The need for working-class, socialist fighters in the council chamber remains. The effects of the pandemic and economic crisis will demonstrate even more starkly than before why services cut over the last decade need to be restored.

Labour councils need to mobilise all of their resources to protect workers, and also to assist trade unions in building a mass movement for full funding for council services – and bringing outsourced areas, like the care sector, back in-house. This means using council powers to invest in working-class communities, and mobilising those workers to fight for the money from the government, ultimately making the rich pay for their own crisis.

Council budgets set in the first few months of 2020 are now likely to need tearing up and starting again. Labour councils should use the opportunity to set new, emergency budgets – anti-austerity budgets – as soon as possible.

These budgets should come from open, democratic local conferences, with the participation of workers, their trade unions, and the local community.
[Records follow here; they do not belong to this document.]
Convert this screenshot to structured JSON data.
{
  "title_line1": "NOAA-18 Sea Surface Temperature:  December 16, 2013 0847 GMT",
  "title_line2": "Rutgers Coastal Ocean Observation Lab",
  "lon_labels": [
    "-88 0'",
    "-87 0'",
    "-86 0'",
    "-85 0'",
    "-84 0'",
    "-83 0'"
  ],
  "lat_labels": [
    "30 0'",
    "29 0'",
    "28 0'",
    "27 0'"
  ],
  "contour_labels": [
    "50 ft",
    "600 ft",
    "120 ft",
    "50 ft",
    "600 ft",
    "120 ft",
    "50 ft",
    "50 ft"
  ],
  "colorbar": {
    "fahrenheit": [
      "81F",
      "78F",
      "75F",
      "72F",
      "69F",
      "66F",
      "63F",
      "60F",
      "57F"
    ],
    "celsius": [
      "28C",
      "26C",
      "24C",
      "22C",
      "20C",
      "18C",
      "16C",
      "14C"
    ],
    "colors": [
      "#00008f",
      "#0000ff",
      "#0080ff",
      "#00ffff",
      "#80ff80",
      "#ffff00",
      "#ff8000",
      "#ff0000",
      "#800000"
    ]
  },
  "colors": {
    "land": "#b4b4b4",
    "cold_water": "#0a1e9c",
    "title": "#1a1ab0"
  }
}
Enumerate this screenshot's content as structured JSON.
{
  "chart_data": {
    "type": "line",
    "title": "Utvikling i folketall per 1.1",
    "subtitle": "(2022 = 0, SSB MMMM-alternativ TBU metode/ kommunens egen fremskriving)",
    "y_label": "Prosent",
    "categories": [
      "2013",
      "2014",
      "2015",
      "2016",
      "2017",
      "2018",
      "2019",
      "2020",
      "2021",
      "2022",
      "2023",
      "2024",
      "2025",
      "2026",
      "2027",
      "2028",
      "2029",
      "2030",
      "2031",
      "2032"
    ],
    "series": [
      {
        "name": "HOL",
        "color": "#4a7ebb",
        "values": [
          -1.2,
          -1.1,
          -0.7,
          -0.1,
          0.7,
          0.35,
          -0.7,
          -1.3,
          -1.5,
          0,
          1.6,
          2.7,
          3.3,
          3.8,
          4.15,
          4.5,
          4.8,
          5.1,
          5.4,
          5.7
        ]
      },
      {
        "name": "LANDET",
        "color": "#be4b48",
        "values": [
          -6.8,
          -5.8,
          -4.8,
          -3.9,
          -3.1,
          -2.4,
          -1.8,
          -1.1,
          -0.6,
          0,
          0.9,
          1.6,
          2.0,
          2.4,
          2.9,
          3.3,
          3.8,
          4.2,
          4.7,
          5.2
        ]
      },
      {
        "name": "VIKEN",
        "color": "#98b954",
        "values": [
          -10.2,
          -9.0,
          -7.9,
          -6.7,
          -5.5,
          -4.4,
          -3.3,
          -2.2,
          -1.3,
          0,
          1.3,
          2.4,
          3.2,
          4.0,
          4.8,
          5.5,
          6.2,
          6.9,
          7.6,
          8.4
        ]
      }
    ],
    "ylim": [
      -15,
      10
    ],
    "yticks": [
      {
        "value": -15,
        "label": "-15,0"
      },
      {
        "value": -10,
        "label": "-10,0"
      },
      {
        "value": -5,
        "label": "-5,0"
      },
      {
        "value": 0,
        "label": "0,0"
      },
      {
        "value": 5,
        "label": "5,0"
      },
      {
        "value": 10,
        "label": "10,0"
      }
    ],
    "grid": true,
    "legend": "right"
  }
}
They should be used to put forward what is required to keep communities safe in the pandemic and after, as well as to restore services. Most importantly, this could be a step in the process of mobilising people to fight for the return of the stolen billions.

But if Labour councillors are unwilling to put up a fight, then they should step aside for those who will. They can expect to face mass grassroots opposition.

We say to those campaigners and trade unionists that they should prepare to stand independently in council elections next May. This would start to show what working-class fighters can achieve when they adopt a socialist programme, campaigning for our jobs, services and communities.